McGrady, Ainge and Other Members of the Basketball Hall of Fame Who Tried Baseball
Tracy McGrady has finished his basketball career, but that doesn’t mean he’s ready to retire from the sport. T-Mac won’t be throwing the big orange ball to the basket anymore, but maybe he’ll throw the little white ball into the catcher’s mitt? For those who follow multi-sport athletes and are interested in betting on their performances, you can find reliable options at 2024 online sports betting sites. As T-Mac began preparations for the new season today, we take a look back at all the NBA basketball players who tried their hand at baseball.
Tracy McGrady
Once upon a time, McGrady was scouted by the Sugar Land Skeeters, a minor league baseball team from the Houston suburbs, as a pitcher and even earned an invitation to spring training camp, which will result in the team’s roster for the upcoming season. Sure, it’s a marketing move, but who says it can’t turn into something more?
Back in 2006, T-Mac admitted in an interview that baseball was his first favourite sport, not basketball. Tracy played baseball until his senior year of high school when he had to turn his full attention to basketball (the NBA draft was coming up, after all). Tracy always dreamed of trying baseball again someday.
Danny Ainge
The last notable NBA player to have a promising career in baseball was current Celtics general manager Danny Ainge. However, in his case, his baseball career was a ‘mistake of youth’ and ended precisely when his basketball career began.
As a high school student, Ainge was a three-sport star – and to such an extent that he made the first high school all-America team in baseball, basketball and American football. Such an achievement was conquered by no one else. Football was the first of Ainge’s passions to break away – despite two Oregon high school state championships, student Danny Ainge settled on Brigham Young University’s basketball programme. But the NCAA basketball tournament runs from October to April at best, and what’s an athlete to do the rest of the time? In 1977, Ainge was selected in the draft by the Toronto Blue Jays of the MLB, and Danny began building his professional baseball career alongside his university studies.

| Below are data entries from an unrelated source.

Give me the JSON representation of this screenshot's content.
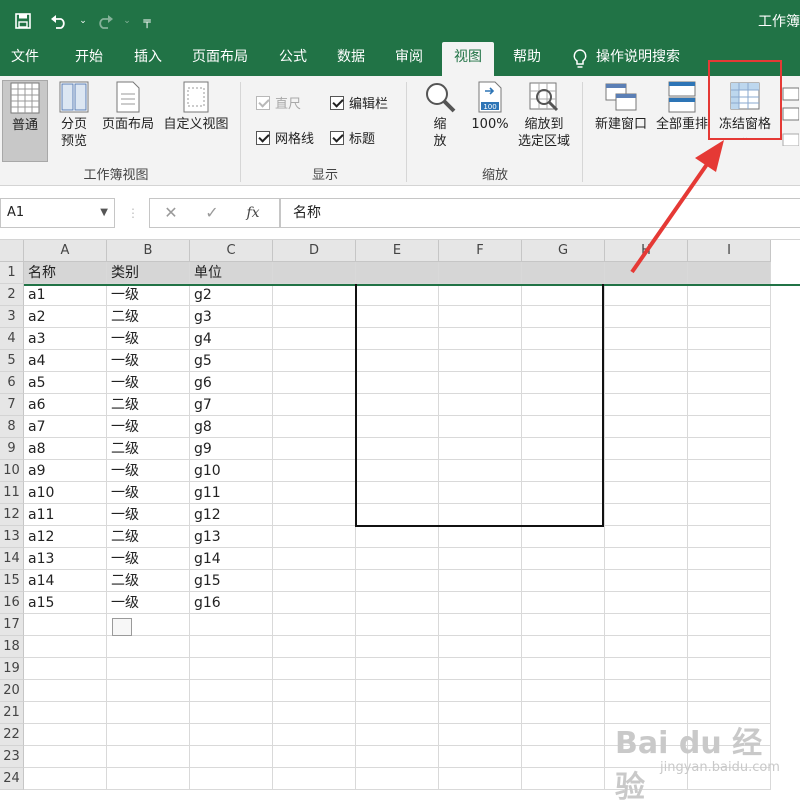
{
  "title_bar": {
    "title": "工作簿"
  },
  "tabs": [
    "文件",
    "开始",
    "插入",
    "页面布局",
    "公式",
    "数据",
    "审阅",
    "视图",
    "帮助",
    "操作说明搜索"
  ],
  "ribbon": {
    "workbook_views": {
      "normal": "普通",
      "page_break": "分页\n预览",
      "page_layout": "页面布局",
      "custom": "自定义视图",
      "label": "工作簿视图"
    },
    "show": {
      "ruler": "直尺",
      "formula_bar": "编辑栏",
      "gridlines": "网格线",
      "headings": "标题",
      "label": "显示"
    },
    "zoom": {
      "zoom": "缩\n放",
      "hundred": "100%",
      "to_selection": "缩放到\n选定区域",
      "label": "缩放"
    },
    "window": {
      "new_window": "新建窗口",
      "arrange_all": "全部重排",
      "freeze_panes": "冻结窗格"
    }
  },
  "formula_bar": {
    "name_box": "A1",
    "cancel": "✕",
    "enter": "✓",
    "fx": "fx",
    "content": "名称"
  },
  "columns": [
    "A",
    "B",
    "C",
    "D",
    "E",
    "F",
    "G",
    "H",
    "I"
  ],
  "rows": [
    "1",
    "2",
    "3",
    "4",
    "5",
    "6",
    "7",
    "8",
    "9",
    "10",
    "11",
    "12",
    "13",
    "14",
    "15",
    "16",
    "17",
    "18",
    "19",
    "20",
    "21",
    "22",
    "23",
    "24"
  ],
  "table": [
    [
      "名称",
      "类别",
      "单位"
    ],
    [
      "a1",
      "一级",
      "g2"
    ],
    [
      "a2",
      "二级",
      "g3"
    ],
    [
      "a3",
      "一级",
      "g4"
    ],
    [
      "a4",
      "一级",
      "g5"
    ],
    [
      "a5",
      "一级",
      "g6"
    ],
    [
      "a6",
      "二级",
      "g7"
    ],
    [
      "a7",
      "一级",
      "g8"
    ],
    [
      "a8",
      "二级",
      "g9"
    ],
    [
      "a9",
      "一级",
      "g10"
    ],
    [
      "a10",
      "一级",
      "g11"
    ],
    [
      "a11",
      "一级",
      "g12"
    ],
    [
      "a12",
      "二级",
      "g13"
    ],
    [
      "a13",
      "一级",
      "g14"
    ],
    [
      "a14",
      "二级",
      "g15"
    ],
    [
      "a15",
      "一级",
      "g16"
    ]
  ],
  "watermark": {
    "big": "Bai du 经验",
    "small": "jingyan.baidu.com"
  },
  "colors": {
    "excel_green": "#217346",
    "annotation_red": "#e53935"
  }
}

By 1979, Ainge had been through minor league hell and made his way to the MLB, making his debut for the Blue Jays. The second base player played 211 major league games in three years and even hit two home runs, the first of which – shot at 20 years and 77 days – is still the youngest in Toronto history. Danny could make a name for himself in baseball.
Bill Sherman
While Danny Ainge’s number in Boston has yet to be raised to the Garden, Bill Sherman’s number has been there for nearly 50 years. Ainge and Sherman are united not only by their position on the court, titles in Boston and successful general manager careers in the NBA – but also by their appearance in the MLB.

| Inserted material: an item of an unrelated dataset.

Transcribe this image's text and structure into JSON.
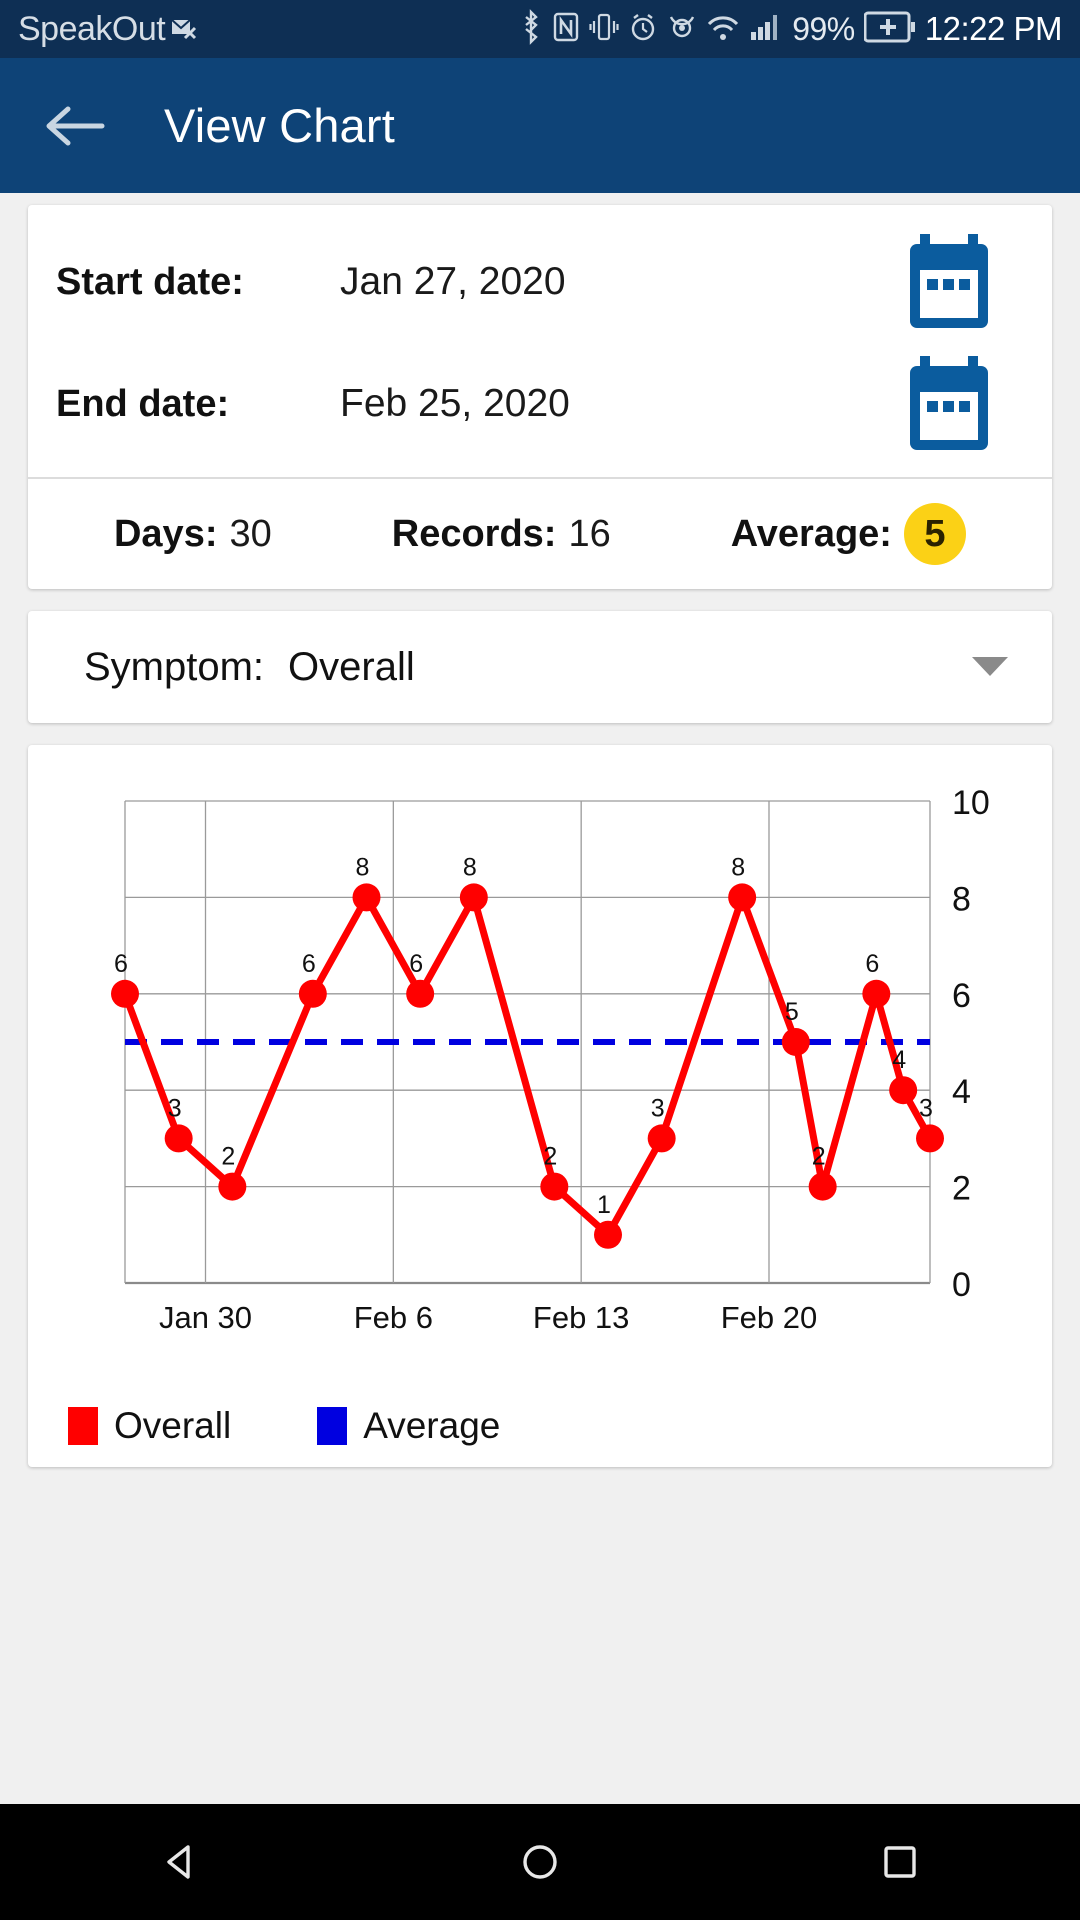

However, Sherman never played a single game in the big leagues. In 1950, after university, he went to the NBA in the Washington Capitols and, at the same time, signed a contract with the Brooklyn Dodgers and began to play for their farm club. At that time, basketball was a poor relative of American sports, so Bill decided that a baseball career suited him better when the Capitols ceased to exist. In the NBA, his rights went to the Pistons, who thought that Sherman’s basketball career was over and quietly gave the future member of the Basketball Hall of Fame to the Celtics.